La mort par cirrhose lui semblait un procédé efficace, original et pour tout dire assez plaisant.

Il revint ainsi chaque jour avec un « cubi » de cinq litres auquel il ajoutait une bouteille de l’alcool le plus fort et le moins cher qu’il avait pu trouver.
Victor l’accueillait avec des trémolos dans la voix : « mon sauveur ! » disait-il en baisant la main d’ Armand tandis que de grosses larmes allaient se perdre dans les broussailles de sa barbe inculte.

Armand ne se lassait pas de lui demander comment il en était arrivé là.
- « Bien triste, mon pauv’ monsieur »

Il racontait qu’il avait été ruiné, victime d’un escroc.

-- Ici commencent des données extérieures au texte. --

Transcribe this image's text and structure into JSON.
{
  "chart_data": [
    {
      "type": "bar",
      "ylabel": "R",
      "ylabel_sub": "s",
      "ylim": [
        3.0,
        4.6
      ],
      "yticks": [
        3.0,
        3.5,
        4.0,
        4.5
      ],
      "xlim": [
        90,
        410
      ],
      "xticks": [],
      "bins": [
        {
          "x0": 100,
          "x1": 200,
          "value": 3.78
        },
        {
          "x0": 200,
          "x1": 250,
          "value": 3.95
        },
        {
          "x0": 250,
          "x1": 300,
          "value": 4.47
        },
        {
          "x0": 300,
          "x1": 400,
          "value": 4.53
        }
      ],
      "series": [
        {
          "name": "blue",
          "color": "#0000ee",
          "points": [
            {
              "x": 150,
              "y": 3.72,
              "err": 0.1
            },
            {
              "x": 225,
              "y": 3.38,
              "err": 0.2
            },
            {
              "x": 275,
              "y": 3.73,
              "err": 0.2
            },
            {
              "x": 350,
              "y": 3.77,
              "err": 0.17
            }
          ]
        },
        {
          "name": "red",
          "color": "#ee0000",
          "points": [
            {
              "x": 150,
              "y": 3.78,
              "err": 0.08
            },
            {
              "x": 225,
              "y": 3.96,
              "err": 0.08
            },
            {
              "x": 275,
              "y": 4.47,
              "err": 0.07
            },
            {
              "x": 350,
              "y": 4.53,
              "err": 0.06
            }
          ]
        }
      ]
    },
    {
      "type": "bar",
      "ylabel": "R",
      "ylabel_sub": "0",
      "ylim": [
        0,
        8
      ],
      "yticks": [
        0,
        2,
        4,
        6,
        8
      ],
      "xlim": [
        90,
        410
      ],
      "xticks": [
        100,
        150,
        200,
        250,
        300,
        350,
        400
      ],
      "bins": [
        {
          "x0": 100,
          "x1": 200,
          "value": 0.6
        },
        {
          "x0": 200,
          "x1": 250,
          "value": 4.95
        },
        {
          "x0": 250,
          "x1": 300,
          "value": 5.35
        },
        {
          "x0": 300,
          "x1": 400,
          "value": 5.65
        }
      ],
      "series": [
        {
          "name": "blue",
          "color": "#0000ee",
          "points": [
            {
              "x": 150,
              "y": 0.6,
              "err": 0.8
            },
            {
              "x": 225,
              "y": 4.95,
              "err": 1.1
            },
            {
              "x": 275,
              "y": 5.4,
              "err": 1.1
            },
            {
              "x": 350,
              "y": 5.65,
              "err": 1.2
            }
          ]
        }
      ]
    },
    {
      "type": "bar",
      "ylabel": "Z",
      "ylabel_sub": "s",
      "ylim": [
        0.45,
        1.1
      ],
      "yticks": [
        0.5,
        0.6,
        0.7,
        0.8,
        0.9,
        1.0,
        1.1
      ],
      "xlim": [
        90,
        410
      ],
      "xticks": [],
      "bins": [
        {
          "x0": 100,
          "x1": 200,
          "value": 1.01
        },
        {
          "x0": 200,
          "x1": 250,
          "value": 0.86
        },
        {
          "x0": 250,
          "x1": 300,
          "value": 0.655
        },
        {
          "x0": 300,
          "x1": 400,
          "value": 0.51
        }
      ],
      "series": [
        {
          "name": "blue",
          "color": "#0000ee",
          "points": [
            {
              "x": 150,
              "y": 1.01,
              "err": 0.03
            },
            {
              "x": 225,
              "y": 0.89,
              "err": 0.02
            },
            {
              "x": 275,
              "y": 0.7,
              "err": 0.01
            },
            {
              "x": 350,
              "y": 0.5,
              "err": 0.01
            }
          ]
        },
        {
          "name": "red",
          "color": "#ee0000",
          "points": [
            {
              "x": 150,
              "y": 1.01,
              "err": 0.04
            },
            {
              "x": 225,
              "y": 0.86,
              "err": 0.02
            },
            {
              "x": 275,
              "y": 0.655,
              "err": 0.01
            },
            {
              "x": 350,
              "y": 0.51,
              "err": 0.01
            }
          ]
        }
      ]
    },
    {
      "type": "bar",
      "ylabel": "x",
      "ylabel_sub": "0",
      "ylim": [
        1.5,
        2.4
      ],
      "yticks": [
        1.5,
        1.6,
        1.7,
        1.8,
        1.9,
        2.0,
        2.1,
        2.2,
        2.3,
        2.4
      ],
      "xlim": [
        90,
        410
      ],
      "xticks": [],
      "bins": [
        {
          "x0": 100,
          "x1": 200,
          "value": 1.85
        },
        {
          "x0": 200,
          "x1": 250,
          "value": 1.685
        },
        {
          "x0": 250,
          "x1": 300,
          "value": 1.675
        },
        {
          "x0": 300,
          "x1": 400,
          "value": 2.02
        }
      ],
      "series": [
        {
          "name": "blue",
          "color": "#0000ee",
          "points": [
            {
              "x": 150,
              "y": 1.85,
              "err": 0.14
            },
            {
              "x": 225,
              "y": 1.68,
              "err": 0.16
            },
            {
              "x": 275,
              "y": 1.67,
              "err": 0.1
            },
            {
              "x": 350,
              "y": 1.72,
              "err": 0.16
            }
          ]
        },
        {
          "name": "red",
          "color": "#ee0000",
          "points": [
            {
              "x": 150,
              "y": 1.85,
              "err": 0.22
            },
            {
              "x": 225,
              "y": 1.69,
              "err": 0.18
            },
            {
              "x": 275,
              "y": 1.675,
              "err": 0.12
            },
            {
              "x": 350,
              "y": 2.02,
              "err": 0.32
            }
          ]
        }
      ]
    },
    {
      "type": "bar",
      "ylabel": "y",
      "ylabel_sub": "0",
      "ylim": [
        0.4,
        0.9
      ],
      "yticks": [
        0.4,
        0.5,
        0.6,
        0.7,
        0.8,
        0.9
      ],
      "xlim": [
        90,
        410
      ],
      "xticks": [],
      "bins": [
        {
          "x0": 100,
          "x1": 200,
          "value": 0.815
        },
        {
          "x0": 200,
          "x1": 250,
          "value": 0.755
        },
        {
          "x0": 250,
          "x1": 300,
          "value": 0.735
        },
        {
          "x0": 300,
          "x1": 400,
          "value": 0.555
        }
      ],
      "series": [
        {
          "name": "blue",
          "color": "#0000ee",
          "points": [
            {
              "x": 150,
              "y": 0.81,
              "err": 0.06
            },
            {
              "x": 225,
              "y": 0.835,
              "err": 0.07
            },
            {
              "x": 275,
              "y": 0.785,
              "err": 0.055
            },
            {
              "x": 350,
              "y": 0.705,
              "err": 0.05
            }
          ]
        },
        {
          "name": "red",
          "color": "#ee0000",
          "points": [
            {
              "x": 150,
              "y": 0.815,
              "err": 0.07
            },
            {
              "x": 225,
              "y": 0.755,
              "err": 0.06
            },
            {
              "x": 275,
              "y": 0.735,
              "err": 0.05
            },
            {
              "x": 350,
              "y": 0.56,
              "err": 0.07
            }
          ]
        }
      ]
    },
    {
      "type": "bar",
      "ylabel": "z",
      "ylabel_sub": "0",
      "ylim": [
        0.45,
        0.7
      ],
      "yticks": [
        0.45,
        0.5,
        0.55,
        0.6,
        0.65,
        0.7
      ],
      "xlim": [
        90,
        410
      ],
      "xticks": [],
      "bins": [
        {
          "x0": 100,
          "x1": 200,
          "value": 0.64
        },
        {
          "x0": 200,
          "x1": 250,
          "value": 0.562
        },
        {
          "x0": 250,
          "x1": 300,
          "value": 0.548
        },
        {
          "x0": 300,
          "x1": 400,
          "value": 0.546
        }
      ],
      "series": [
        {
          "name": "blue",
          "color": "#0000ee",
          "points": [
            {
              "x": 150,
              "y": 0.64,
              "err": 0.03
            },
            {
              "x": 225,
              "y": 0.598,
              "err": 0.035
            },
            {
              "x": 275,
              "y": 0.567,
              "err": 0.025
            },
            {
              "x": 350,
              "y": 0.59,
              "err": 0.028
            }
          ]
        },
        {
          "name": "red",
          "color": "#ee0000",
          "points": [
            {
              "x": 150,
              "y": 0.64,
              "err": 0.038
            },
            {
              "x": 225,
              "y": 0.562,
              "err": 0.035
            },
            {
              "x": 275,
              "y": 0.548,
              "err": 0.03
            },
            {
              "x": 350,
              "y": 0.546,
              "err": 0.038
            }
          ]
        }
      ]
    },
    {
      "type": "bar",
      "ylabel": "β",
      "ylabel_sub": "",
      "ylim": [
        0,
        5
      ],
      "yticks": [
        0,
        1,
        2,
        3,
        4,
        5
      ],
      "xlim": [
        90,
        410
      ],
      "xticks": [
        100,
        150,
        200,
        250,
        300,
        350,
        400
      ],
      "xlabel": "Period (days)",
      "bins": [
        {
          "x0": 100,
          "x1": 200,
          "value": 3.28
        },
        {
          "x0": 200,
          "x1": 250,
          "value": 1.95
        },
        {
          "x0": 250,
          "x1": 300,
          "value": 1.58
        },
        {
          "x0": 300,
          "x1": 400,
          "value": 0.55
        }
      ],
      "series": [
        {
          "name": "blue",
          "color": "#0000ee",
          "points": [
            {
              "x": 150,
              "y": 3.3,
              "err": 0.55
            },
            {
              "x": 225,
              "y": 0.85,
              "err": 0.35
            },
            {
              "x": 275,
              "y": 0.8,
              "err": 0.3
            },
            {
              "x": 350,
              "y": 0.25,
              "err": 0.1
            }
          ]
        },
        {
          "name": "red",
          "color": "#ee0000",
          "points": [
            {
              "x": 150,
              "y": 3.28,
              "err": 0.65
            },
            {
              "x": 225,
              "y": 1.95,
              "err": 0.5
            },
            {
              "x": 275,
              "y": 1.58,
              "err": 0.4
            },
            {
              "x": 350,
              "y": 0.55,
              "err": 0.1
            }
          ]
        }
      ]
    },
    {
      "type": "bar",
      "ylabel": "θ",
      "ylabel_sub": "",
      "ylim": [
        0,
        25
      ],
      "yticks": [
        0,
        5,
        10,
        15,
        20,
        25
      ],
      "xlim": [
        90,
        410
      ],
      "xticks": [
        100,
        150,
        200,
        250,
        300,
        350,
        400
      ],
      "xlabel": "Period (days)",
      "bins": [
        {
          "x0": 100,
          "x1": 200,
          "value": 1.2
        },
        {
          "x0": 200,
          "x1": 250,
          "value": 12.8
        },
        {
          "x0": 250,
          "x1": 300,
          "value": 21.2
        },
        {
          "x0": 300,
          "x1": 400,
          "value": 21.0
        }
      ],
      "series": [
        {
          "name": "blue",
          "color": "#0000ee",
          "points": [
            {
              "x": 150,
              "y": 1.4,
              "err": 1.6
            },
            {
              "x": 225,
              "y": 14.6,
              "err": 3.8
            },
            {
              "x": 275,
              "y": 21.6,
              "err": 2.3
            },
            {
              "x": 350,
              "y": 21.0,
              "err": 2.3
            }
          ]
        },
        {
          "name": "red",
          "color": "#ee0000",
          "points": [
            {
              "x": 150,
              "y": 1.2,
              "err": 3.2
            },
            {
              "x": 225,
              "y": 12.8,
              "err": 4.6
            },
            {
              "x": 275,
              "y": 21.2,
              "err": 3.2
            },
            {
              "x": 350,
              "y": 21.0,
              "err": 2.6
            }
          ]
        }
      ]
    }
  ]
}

Poursuivi par les huissiers, sa petite entreprise jusqu’alors florissante avait été mise en liquidation.

Dans son cerveau attaqué par l’alcool, ses souvenirs s’effilochaient, devenaient de plus en plus flous avant de disparaitre complétement. Ils étaient peu à peu remplacés par de nouvelles réminiscences inventées de toutes pièces mais qui pour lui avaient la même acuité et la même réalité que celles d’antan. Il s’inventait une nouvelle vie, moralement édifiante.

Alors qu’il était resté célibataire toute sa vie, il revivait avec la plus grande précision son mariage avec Carole. Il pouvait donner les noms de tous les invités, il pouvait réciter le discours du maire. Il se souvenait parfaitement de la petite entreprise qu’il dirigeait, les noms de tous ses employés. Il revoyait leurs visages.
Jour après jour de nouveaux détails lui apparaissaient : les vacances aux Sables-d’Olonne avec ses parents, la mort tragique de son beau-frère, etc.

C’est ce que les psychologues appellent les « faux souvenirs induits », mais d’ordinaire il faut l’intervention d’une tierce personne pour les provoquer.

Il avait gelé très fort ces derniers jours.
Armand appela Victor qui, à son habitude, était avachi sur le trottoir, mais il n’obtint aucune réponse. Il lui enfonça assez rudement sa canne dans les côtes sans plus de réactions : Victor était mort de froid pendant la nuit.

Armand continua son chemin, l’esprit empli de cette douce sérénité propre aux honnêtes citoyens lorsqu’ils ont le sentiment d’avoir accompli leur devoir.